1900: Wihelm Dilthey’s Hermeneutics and the Study of History

Dilthey, in an effort to make the methodology and epistemology of the human sciences respectable topics for the dinner table, distinguished between the task of explanation in the natural sciences, on the one hand, and the task of understanding within the human sciences on the other.

This form of understanding presupposed the capacity to enter into the mental life of others, a path that’s possible because we human beings are usually not entirely alien or foreign or unknowable to one another. Even if we’re not literally capable of reading minds, the argument goes, we can get a good sense of what another person’s thinking and feeling from the signs that other person expresses. Kind of body language 101 with a philosophical bent.

For Dilthey, the task of hermeneutics is to map out the mental life of an author by interpreting the author’s texts. Here’s where the psychological becomes just one more bloom on the growing hermeneutical rosebush—though later scholars would think of that aspect as more of a thorn.

1927: Martin Heidegger’s Being and Time

All that psychology stuff that’s been building up in hermeneutics up to this point—kaput once Martin Heidegger shows up. Sure, it was one aspect of his philosophical project regarding the question of being, but the focus switched after he had his say.

Since the Romance was over as far as Heidi was concerned, he scoffed at the Romantics’ idea that intimate knowledge of others could be possible and turned the attention of hermeneutics to being-in-the-world.

In case you’re confused by this idea of being-in-the-world (from German, which loves gluing lots of nouns together to make another noun), think of it with this much simpler word: that-state-of-existing-here-on-earth-that-determines-how-you-use-your-brain-to-think-about-and-understand-stuff-related-to-the-human-sciences-and-maybe-even-beyond-that.

Even though he tended to run out of glue, Heidegger had the goal of understanding what makes understanding possible. But he may be the only one who understood what he was saying.

1960: Hans-Georg Gadamer’s Truth and Method

Oh my Gadamer! This guy’s opus is arguably the classic text on hermeneutics. It offers detailed overview of aesthetics, focusing on discovering art’s mode of being, providing a history of the hermeneutic project, and making a brand new case for the hermeneutic task.

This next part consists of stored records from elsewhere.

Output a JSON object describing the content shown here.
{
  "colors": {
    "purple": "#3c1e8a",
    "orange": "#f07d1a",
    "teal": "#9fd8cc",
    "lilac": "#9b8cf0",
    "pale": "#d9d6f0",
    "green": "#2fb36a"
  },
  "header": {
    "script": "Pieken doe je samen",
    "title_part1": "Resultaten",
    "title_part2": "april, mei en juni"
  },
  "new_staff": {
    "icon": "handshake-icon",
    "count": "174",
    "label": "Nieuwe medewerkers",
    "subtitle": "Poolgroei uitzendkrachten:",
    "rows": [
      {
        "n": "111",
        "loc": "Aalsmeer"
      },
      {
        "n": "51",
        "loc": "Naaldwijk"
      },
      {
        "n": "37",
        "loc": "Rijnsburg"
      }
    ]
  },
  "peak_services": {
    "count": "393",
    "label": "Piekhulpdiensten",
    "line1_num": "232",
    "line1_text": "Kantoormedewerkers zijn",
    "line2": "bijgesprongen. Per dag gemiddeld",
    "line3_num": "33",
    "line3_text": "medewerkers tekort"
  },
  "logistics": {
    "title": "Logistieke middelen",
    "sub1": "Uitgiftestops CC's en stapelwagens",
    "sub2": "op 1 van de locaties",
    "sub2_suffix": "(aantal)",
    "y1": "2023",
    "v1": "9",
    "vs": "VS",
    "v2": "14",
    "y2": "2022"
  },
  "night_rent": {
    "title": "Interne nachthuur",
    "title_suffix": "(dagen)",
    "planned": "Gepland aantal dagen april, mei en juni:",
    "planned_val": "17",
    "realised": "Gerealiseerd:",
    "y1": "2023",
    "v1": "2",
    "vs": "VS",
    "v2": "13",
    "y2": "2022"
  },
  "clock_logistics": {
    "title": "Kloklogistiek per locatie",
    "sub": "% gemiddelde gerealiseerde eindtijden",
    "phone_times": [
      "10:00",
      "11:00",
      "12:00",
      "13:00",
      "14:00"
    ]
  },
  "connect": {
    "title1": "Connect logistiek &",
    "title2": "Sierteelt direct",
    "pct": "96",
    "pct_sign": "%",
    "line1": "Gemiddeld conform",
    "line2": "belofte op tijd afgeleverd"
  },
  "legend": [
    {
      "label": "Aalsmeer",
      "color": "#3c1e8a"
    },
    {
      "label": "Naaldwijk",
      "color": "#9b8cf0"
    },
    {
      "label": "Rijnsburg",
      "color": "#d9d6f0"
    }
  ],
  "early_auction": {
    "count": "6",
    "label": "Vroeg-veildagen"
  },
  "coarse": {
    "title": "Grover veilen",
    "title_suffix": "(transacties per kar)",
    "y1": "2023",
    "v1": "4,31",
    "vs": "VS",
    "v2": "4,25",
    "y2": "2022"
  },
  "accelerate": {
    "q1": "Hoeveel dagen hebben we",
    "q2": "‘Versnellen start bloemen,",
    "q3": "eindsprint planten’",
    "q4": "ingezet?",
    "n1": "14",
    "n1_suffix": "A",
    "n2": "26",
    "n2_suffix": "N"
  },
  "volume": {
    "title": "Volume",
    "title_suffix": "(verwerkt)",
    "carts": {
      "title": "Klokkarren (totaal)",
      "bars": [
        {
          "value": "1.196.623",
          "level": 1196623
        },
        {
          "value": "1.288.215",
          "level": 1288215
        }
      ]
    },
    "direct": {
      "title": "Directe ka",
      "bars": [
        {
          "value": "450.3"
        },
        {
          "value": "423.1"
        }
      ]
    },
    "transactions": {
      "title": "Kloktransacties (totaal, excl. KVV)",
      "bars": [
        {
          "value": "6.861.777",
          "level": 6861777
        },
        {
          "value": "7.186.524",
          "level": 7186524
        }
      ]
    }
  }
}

This Gadamer-sent understanding has become the standard in the field. The work explores the necessity of prejudice and tradition in interpretation and the performative character of all understanding.

1969: Paul Ricoeur’s The Conflict of Interpretations

In this book (and expanded in his 1986 From Text to Action), Ricoeur helped expand the reach of hermeneutics by bringing figures such as Freud and Nietzsche (as well as our buddies Heidegger and Gadamer) into the discussion.

Ricoeur not only expanded the method in theory; he also took the hermeneutic approach to basic questions pertaining to religion, politics, and ethics, thus bringing hermeneutic theory to never-before-trod territory.